Desde 22 de dezembro, a maioria dos funcionários da empresa responsável pela recolha de resíduos em 52 dos 95 municípios da Metrópole Europeia de Lille (MEL) está em greve por tempo indeterminado, por falta de acordo com a administração sobre o valor do prémio de dificuldades. Como resultado, os resíduos de quase 500 mil pessoas não puderam ser recolhidos durante o período de férias e os caixotes do lixo acumulam-se em algumas ruas, segundo o MEL.

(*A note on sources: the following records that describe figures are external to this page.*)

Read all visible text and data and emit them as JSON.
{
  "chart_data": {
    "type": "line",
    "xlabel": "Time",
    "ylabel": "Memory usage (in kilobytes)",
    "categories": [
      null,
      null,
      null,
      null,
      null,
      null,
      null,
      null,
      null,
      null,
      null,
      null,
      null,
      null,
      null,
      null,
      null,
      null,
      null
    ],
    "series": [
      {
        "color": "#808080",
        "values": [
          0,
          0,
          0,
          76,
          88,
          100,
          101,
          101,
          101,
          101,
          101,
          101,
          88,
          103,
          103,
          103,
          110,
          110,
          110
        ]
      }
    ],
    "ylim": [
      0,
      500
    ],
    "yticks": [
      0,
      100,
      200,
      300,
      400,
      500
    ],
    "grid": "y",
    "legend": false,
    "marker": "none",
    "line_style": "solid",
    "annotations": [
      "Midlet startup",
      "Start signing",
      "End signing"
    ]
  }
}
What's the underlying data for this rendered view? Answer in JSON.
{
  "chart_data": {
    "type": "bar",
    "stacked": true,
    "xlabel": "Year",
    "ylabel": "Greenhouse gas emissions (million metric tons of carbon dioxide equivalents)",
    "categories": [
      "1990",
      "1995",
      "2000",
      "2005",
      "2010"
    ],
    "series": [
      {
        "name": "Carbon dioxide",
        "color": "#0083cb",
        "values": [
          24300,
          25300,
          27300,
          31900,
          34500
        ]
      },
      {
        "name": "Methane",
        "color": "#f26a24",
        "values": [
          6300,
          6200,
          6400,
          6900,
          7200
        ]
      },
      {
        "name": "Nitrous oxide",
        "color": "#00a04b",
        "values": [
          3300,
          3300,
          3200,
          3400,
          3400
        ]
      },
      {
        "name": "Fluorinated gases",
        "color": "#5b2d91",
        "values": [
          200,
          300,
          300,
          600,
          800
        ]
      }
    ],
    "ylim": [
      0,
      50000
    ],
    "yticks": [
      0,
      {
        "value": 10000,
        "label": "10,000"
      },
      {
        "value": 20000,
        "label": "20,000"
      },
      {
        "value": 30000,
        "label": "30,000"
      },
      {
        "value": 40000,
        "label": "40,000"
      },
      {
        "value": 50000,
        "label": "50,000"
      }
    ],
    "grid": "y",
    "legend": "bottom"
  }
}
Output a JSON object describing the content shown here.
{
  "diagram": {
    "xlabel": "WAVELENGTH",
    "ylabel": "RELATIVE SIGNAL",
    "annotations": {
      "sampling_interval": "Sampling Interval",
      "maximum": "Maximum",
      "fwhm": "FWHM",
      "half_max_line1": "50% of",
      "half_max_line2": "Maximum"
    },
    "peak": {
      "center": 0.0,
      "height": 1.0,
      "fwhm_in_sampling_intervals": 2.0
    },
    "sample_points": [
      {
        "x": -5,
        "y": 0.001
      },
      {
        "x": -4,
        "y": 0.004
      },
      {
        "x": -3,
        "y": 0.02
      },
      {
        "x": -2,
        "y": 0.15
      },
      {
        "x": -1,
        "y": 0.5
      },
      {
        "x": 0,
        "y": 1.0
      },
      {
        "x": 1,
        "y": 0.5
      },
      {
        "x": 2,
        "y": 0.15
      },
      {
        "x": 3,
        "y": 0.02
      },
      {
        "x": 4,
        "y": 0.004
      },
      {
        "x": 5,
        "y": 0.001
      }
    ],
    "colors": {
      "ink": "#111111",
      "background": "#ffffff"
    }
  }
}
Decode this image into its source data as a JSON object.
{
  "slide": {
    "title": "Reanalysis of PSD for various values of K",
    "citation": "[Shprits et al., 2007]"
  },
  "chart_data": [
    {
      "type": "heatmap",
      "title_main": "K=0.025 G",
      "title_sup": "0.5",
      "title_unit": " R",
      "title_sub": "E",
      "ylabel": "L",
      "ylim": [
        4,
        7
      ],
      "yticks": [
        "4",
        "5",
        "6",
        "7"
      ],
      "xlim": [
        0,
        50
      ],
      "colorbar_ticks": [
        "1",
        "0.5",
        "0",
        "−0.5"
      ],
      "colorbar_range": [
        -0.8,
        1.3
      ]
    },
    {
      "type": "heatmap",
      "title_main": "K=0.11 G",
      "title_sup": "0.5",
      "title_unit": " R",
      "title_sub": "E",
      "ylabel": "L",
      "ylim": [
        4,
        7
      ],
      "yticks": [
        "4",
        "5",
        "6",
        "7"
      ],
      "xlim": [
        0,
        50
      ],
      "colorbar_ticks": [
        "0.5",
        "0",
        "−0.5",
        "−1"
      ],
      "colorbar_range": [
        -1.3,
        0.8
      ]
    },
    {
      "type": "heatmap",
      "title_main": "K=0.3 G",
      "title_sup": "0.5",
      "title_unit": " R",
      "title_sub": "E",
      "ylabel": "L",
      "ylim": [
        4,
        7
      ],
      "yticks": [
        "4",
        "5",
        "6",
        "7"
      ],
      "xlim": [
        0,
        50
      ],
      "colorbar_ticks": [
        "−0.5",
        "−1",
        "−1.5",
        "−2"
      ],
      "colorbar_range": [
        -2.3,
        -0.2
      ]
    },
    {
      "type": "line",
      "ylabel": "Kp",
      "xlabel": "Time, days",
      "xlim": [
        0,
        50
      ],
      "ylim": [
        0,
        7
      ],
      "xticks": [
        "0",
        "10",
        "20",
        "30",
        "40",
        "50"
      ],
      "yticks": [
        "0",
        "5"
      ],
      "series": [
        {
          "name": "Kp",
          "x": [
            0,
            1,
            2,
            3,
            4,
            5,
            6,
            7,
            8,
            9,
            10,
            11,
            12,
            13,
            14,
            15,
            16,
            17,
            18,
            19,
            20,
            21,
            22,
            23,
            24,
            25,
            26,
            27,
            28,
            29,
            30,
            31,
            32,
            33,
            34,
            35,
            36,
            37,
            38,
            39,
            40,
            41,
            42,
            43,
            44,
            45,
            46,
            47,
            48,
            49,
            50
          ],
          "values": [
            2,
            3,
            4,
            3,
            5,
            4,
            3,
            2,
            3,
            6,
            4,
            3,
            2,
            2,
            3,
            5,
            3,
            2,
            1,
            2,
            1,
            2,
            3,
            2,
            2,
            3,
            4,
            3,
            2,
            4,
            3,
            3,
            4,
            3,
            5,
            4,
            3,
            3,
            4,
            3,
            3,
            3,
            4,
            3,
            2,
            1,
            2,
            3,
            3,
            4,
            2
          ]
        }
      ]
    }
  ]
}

“Desde o início do conflito, apenas 20% dos passeios foram realizados”lamentou o MEL em comunicado de imprensa na noite de segunda-feira, 29 de dezembro, pedindo a retomada do serviço “O mais breve possível”. A comunidade convida os moradores que puderem a guardar embalagens volumosas ou a depositar o lixo em um centro de reciclagem.
Exigências salariais
No dia 23 de dezembro, o índice de grevistas era de 65%, segundo Deverra, empresa do grupo Pizzorno Environnement que coleta resíduos de grande parte da metrópole. A CGT garante que 95% dos funcionários estiveram em greve na segunda-feira, dia em que os manifestantes bloquearam o depósito durante a madrugada. Deverra denunciou um “bloqueio ilegal” e um “escalada inaceitável”.
Segundo a CGT, os grevistas lamentam a deterioração das suas condições de trabalho e exigem um aumento salarial de 3% e um bónus de 600 euros, enquanto Deverra apenas concordou com 100 euros.
O diálogo social tornou-se tenso e agora criticam o seu empregador por ter chamado trabalhadores de outras regiões para os substituir. UM “organização temporária, implementada apenas para limitar a interrupção para os usuários” e quem é “perfeitamente legal”garante Deverra em comunicado à imprensa.